Beau Bertoli, joint CEO Prospa

Prospa has a history of industry leadership and innovation, having funded its first loan in 2012, implemented same day loan approval capability in 2013 and implemented the first Australian small business loan securitisation in 2015.

While traditional banks have been pulling back from small business lending, Prospa has invested significantly in customer experience and customer success teams who seek to offer personalised support to small business owners.

What changes are taking place in the boardroom at Prospa?

In February 2019, Gail Pemberton AO, who was a Non-Executive Director of Prospa, assumed the role of Chairman in a succession planned 12 months ago when she first joined the Board.

Greg Ruddock stepped down from the Chairman role but continues in his capacity as a Non-Executive Director.

Ms Pemberton said, “Prospa is a business with great energy and vision and a determination to advance the cause of its customers. I believe it has an important role to play in funding the future growth of Australian small businesses and I am delighted to have the opportunity to serve as Chairman.”

Prospa has also appointed Emma Robinson as Chief Marketing Officer and Elise Ward as General Manager, People &Culture. Prior to joining Prospa, Emma was Head of Marketing for ANZ’s Business & Private Banking.

She will have a specific focus on digital acquisition, brand building, customer engagement and retention, and designing new product innovations.

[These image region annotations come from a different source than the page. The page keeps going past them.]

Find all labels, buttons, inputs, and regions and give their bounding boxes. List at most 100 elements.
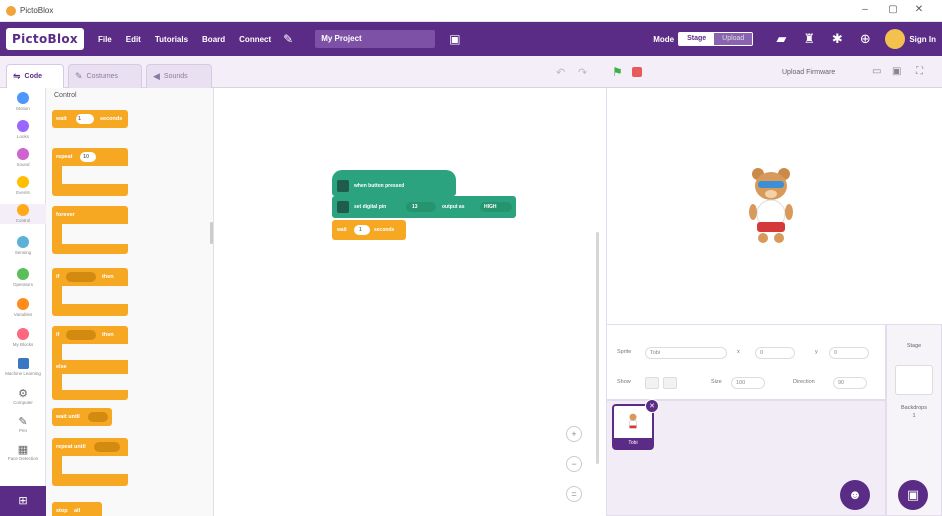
condition-slot[interactable] xyxy=(94,442,120,452)
menu-board[interactable]: Board xyxy=(202,35,225,44)
fullscreen-icon[interactable]: ⛶ xyxy=(916,66,923,77)
pen-icon[interactable]: ✎ xyxy=(283,32,293,46)
block-value: 1 xyxy=(78,116,82,122)
block-repeat-until[interactable]: repeat until xyxy=(52,438,128,486)
avatar xyxy=(885,29,906,49)
machine-learning-icon xyxy=(17,358,29,369)
menu-tutorials[interactable]: Tutorials xyxy=(155,35,188,44)
save-icon[interactable]: ▣ xyxy=(449,32,460,46)
sprite-name-label: Sprite xyxy=(617,349,632,355)
zoom-in-button[interactable]: + xyxy=(566,426,582,442)
redo-icon[interactable]: ↷ xyxy=(578,66,587,79)
maximize-button[interactable]: ▢ xyxy=(886,4,900,15)
category-my-blocks[interactable]: My Blocks xyxy=(0,328,46,348)
sprite-thumbnail[interactable]: Tobi ✕ xyxy=(612,399,659,450)
script-set-pin-block[interactable]: set digital pin 13 output as HIGH xyxy=(332,196,516,218)
stop-icon[interactable] xyxy=(632,67,642,77)
close-button[interactable]: ✕ xyxy=(912,4,926,15)
sprite-name-input[interactable]: Tobi xyxy=(645,347,727,359)
category-dot xyxy=(17,298,29,310)
extension-icon: ⊞ xyxy=(18,495,28,507)
menu-connect[interactable]: Connect xyxy=(239,35,271,44)
zoom-reset-button[interactable]: = xyxy=(566,486,582,502)
menu-file[interactable]: File xyxy=(98,35,112,44)
category-looks[interactable]: Looks xyxy=(0,120,46,140)
category-dot xyxy=(17,148,29,160)
y-label: y xyxy=(815,349,818,355)
tab-sounds[interactable]: ◀ Sounds xyxy=(146,64,212,88)
x-input[interactable]: 0 xyxy=(755,347,795,359)
category-face-detection[interactable]: ▦ Face Detection xyxy=(0,444,46,462)
large-stage-icon[interactable]: ▣ xyxy=(892,66,901,77)
size-input[interactable]: 100 xyxy=(731,377,765,389)
script-hat-block[interactable]: when button pressed xyxy=(332,170,456,196)
tab-code[interactable]: ⇋ Code xyxy=(6,64,64,88)
category-pen[interactable]: ✎ Pen xyxy=(0,416,46,434)
category-label: Events xyxy=(16,190,30,195)
bear-icon[interactable]: ♜ xyxy=(801,31,817,47)
globe-icon[interactable]: ⊕ xyxy=(857,31,873,47)
add-backdrop-button[interactable]: ▣ xyxy=(898,480,928,510)
mode-toggle[interactable]: Stage Upload xyxy=(678,32,754,46)
add-extension-button[interactable]: ⊞ xyxy=(0,486,46,516)
y-input[interactable]: 0 xyxy=(829,347,869,359)
block-label: forever xyxy=(56,212,75,218)
category-events[interactable]: Events xyxy=(0,176,46,196)
mode-stage-option[interactable]: Stage xyxy=(679,33,715,45)
editor-tab-row: ⇋ Code ✎ Costumes ◀ Sounds ↶ ↷ ⚑ Upload … xyxy=(0,56,942,88)
tobi-sprite[interactable] xyxy=(746,164,796,244)
block-slot xyxy=(62,224,128,244)
zoom-out-button[interactable]: − xyxy=(566,456,582,472)
palette-resize-handle[interactable] xyxy=(210,222,213,244)
category-variables[interactable]: Variables xyxy=(0,298,46,318)
block-suffix: seconds xyxy=(374,227,395,233)
project-name-input[interactable]: My Project xyxy=(315,30,436,48)
pin-dropdown[interactable] xyxy=(406,202,436,212)
block-if-else[interactable]: if then else xyxy=(52,326,128,400)
tab-costumes[interactable]: ✎ Costumes xyxy=(68,64,142,88)
category-label: Variables xyxy=(13,312,33,317)
category-dot xyxy=(17,92,29,104)
block-wait-until[interactable]: wait until xyxy=(52,408,112,426)
block-value: 1 xyxy=(359,227,362,233)
upload-firmware-button[interactable]: Upload Firmware xyxy=(782,69,835,76)
minimize-button[interactable]: – xyxy=(858,4,872,15)
menu-edit[interactable]: Edit xyxy=(126,35,141,44)
add-sprite-button[interactable]: ☻ xyxy=(840,480,870,510)
block-repeat[interactable]: repeat 10 xyxy=(52,148,128,196)
hide-button[interactable] xyxy=(663,377,677,389)
category-machine-learning[interactable]: Machine Learning xyxy=(0,358,46,377)
show-visible-button[interactable] xyxy=(645,377,659,389)
chat-icon[interactable]: ▰ xyxy=(773,31,789,47)
category-sensing[interactable]: Sensing xyxy=(0,236,46,256)
backdrop-add-icon: ▣ xyxy=(906,487,920,502)
category-sound[interactable]: Sound xyxy=(0,148,46,168)
category-computer[interactable]: ⚙ Computer xyxy=(0,388,46,406)
category-motion[interactable]: Motion xyxy=(0,92,46,112)
script-wait-block[interactable]: wait 1 seconds xyxy=(332,220,406,240)
category-operators[interactable]: Operators xyxy=(0,268,46,288)
mode-upload-option[interactable]: Upload xyxy=(714,33,753,45)
condition-slot[interactable] xyxy=(88,412,108,422)
category-control[interactable]: Control xyxy=(0,204,46,224)
block-else-label: else xyxy=(56,364,67,370)
block-wait[interactable]: wait 1 seconds xyxy=(52,110,128,128)
green-flag-icon[interactable]: ⚑ xyxy=(612,65,623,79)
stage-thumbnail[interactable] xyxy=(895,365,933,395)
category-label: Control xyxy=(15,218,31,223)
gear-icon[interactable]: ✱ xyxy=(829,31,845,47)
undo-icon[interactable]: ↶ xyxy=(556,66,565,79)
block-if-then[interactable]: if then xyxy=(52,268,128,316)
script-area[interactable]: when button pressed set digital pin 13 o… xyxy=(214,88,602,516)
block-forever[interactable]: forever xyxy=(52,206,128,254)
block-label: repeat until xyxy=(56,444,86,450)
condition-slot[interactable] xyxy=(66,272,96,282)
small-stage-icon[interactable]: ▭ xyxy=(872,66,881,77)
script-scrollbar[interactable] xyxy=(596,232,599,464)
delete-sprite-button[interactable]: ✕ xyxy=(645,399,659,413)
block-input[interactable] xyxy=(354,225,370,235)
condition-slot[interactable] xyxy=(66,330,96,340)
sign-in-button[interactable]: Sign In xyxy=(885,29,936,49)
direction-input[interactable]: 90 xyxy=(833,377,867,389)
block-stop[interactable]: stop all xyxy=(52,502,102,516)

On the other hand, Elise’s position focuses on attracting world class talent and developing an exceptional employee experience. Elise previously held senior roles at Samsung, Tabcorp and ElasticPath Software.

What next for this fintech lender?

Prospa provides cash flow products and services that allow small businesses to prosper. Co-founder and joint CEO Bertoli sees the company maintain its growth well into the year.

“We also intend to launch our line of credit in Australia in the second half as a convenient and flexible source of funds that puts small business owners in charge of their finances,” he said.

“We will also continue to build a better business loan that provides fixed-term finance for small businesses.”